ABSTRACT

Oceania’s tryst with modernity began in the early nineteenth century with the arrival of sandalwood and bêche-de-mer traders and commercial whalers, followed swiftly by missionaries. This early encounter prepared the ground for various waves of settlement, the establishment of industrial types of plantation agriculture, the commerce in blackbirded and indentured workers, formal colonisation, and the founding of bustling port cities such as Apia (1850s) and Suva (1880s). Characterised by the movement of people and capital, the region soon displayed all the hallmarks of global modernity, despite the continued European representation of the Pacific Islands as modernity’s antithesis.

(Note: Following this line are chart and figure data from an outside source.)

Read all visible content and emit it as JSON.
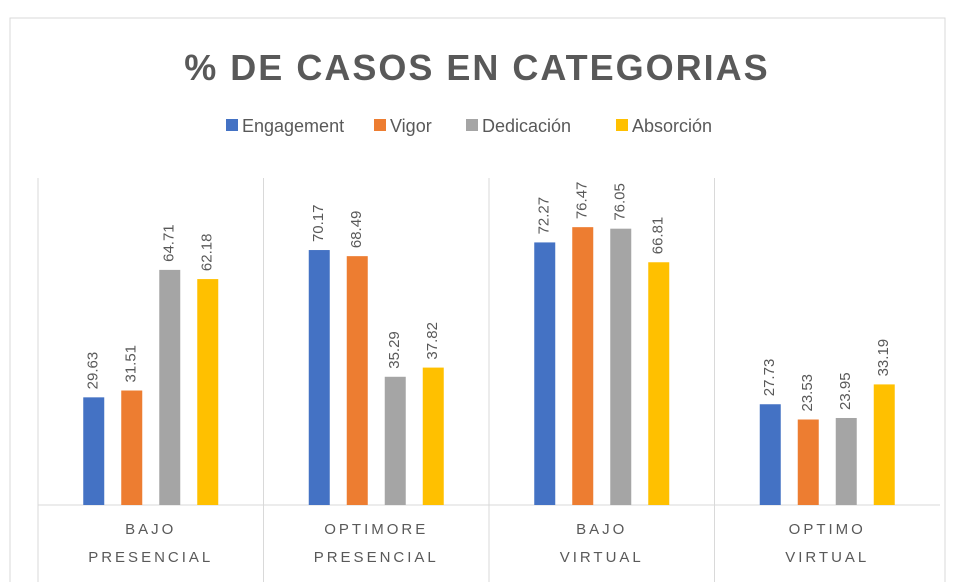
{
  "chart_data": {
    "type": "bar",
    "title": "% DE CASOS EN CATEGORIAS",
    "categories": [
      "BAJO PRESENCIAL",
      "OPTIMORE PRESENCIAL",
      "BAJO VIRTUAL",
      "OPTIMO VIRTUAL"
    ],
    "series": [
      {
        "name": "Engagement",
        "color": "#4472c4",
        "values": [
          29.63,
          70.17,
          72.27,
          27.73
        ]
      },
      {
        "name": "Vigor",
        "color": "#ed7d31",
        "values": [
          31.51,
          68.49,
          76.47,
          23.53
        ]
      },
      {
        "name": "Dedicación",
        "color": "#a5a5a5",
        "values": [
          64.71,
          35.29,
          76.05,
          23.95
        ]
      },
      {
        "name": "Absorción",
        "color": "#ffc000",
        "values": [
          62.18,
          37.82,
          66.81,
          33.19
        ]
      }
    ],
    "ylim": [
      0,
      90
    ],
    "legend": "top"
  }
}
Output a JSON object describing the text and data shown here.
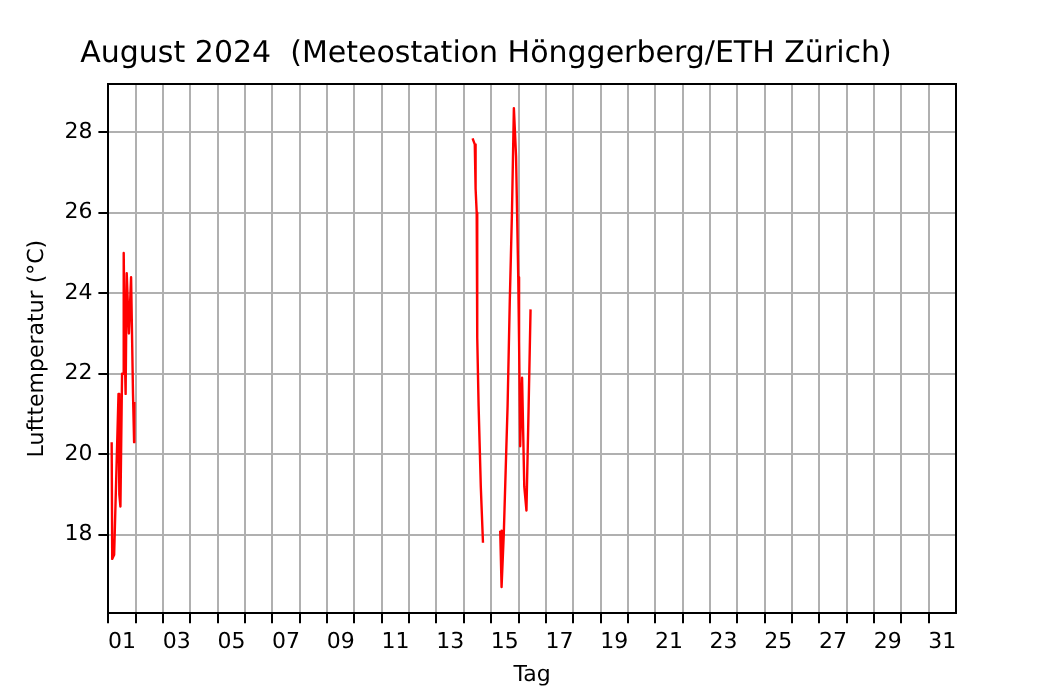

Yet even the current delinked or transnational stage of modernity, while generating intermeshed economies and speedy virtual commerce, does not entail our common experience of it, be it globally, nationally, or individually. As a socio-economic practice defined by what Paul Gilroy refers to as ‘antagonistic indebtedness’, Oceanian modernity, while sharing a kinship with some postcolonial contexts, is not simply isomorphous with modernity as found in the North or the South. For writers in Fiji, Samoa, Niue, or Guam, the moment of discontinuity from the past, experienced as a rupture from known life-worlds, imagined or otherwise, is linked to an incursive modernity exemplified by colonial takeover, religious imposition, regulated plantation economies, transported and kidnapped drudgery, introduction of print culture, formal education, militarisation in the wake of the Second World War, Western-style administration, and the rise of port cities. Oceania’s writers certainly encountered Euro-American modernism during their time abroad (as students in Canada or Aotearoa/New Zealand, Britain or Australia), but their writing also owes a substantial debt to the region’s distinct experience of modernity. This chapter identifies modernist attributes in the works of a range of Pacific writers—including Albert Wendt, Subramani, Vilsoni Hereniko, Pio Manoa, John Pule, Satendra Nandan, and Craig Santos Perez—and shows that these derive from the material and temporal difference in their exposure to modernity.